Jason Wendling, a JD candidate graduating in May 2026 and joining Dornan Law in Omaha, experienced the payoff of that model firsthand. His path to the firm ran directly through a faculty relationship. “Professor Lee Ellis had a connection with the firm and passed my name along,” he says. “From there, I had an interview and started as a law clerk. The faculty here aren’t just teaching you. They’re actively working on your behalf.”
Once at Dornan, the preparation quickly became tangible. When his supervising attorney asked whether he had experience with expert witnesses, Wendling was ready. “I told them I took a whole class on scientific evidence. My boss said, great, you’re working with our expert then.” When a court of appeals argument came up, the same confidence carried him through. “My boss asked if I’d ever argued before a court. I told him I’d done it at school. He said, all right, let’s do it.”
Hayes shares a similar experience. After earning her senior certification, she was scheduled to argue a motion to dismiss — which she wrote — before a trial court, while still a student. “I’ve already seen the impact of what I’ve learned,” she says. “Attorneys at the firm come to me now on things like arbitration because they know the background I’ve built. That trust is something I feel like I carry into every room.”
In both cases, the employers didn’t hand over responsibility by accident. They recognized what their training produced and responded to it.

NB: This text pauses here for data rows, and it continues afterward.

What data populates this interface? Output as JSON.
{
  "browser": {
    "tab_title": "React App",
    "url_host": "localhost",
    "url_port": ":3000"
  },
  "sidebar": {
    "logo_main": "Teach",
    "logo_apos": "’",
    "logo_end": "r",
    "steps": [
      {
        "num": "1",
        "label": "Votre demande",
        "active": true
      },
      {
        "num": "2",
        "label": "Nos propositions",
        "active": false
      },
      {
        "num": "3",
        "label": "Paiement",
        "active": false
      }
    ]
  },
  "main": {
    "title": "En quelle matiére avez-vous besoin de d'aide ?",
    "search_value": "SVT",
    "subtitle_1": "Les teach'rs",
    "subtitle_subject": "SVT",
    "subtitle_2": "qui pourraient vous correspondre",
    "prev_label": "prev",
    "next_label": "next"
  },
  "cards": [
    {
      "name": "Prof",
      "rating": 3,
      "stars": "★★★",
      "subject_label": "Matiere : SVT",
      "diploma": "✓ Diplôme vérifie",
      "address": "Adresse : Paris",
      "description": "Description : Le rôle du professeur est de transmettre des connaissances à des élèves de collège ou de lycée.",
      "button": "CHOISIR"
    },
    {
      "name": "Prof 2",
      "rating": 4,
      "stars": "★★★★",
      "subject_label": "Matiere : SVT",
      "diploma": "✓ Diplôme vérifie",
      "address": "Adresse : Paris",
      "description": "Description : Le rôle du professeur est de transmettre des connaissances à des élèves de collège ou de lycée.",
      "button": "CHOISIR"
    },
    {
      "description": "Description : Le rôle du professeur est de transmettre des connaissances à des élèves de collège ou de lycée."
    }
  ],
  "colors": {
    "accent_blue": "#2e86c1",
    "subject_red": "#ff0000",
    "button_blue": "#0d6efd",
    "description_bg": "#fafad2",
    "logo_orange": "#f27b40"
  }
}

A law degree from Creighton is not a transaction. It does not conclude when the diploma is handed over or when the bar results arrive. The alumni who guest lecture, the partners who answer emails, the judges who remember names — they are the return on investment that no ranking captures and no tuition comparison conveys.
“You know your students,” she says. “We know them by name, we know what they do, we know where they go, what they care about. That's not true of every law school. And that matters not just while you’re here, but for the rest of your career.”
The students who walk into Creighton Law arrive with goals, questions and often, real anxiety about what the next three years will cost them. What they find is a school that takes all three seriously. The cost is transparent. The questions are answered by people who know their names. And the ambitions to pass the bar, get the right job and build a meaningful career — become our institutional ambition as well.
That is not a feature of the program. It is the program.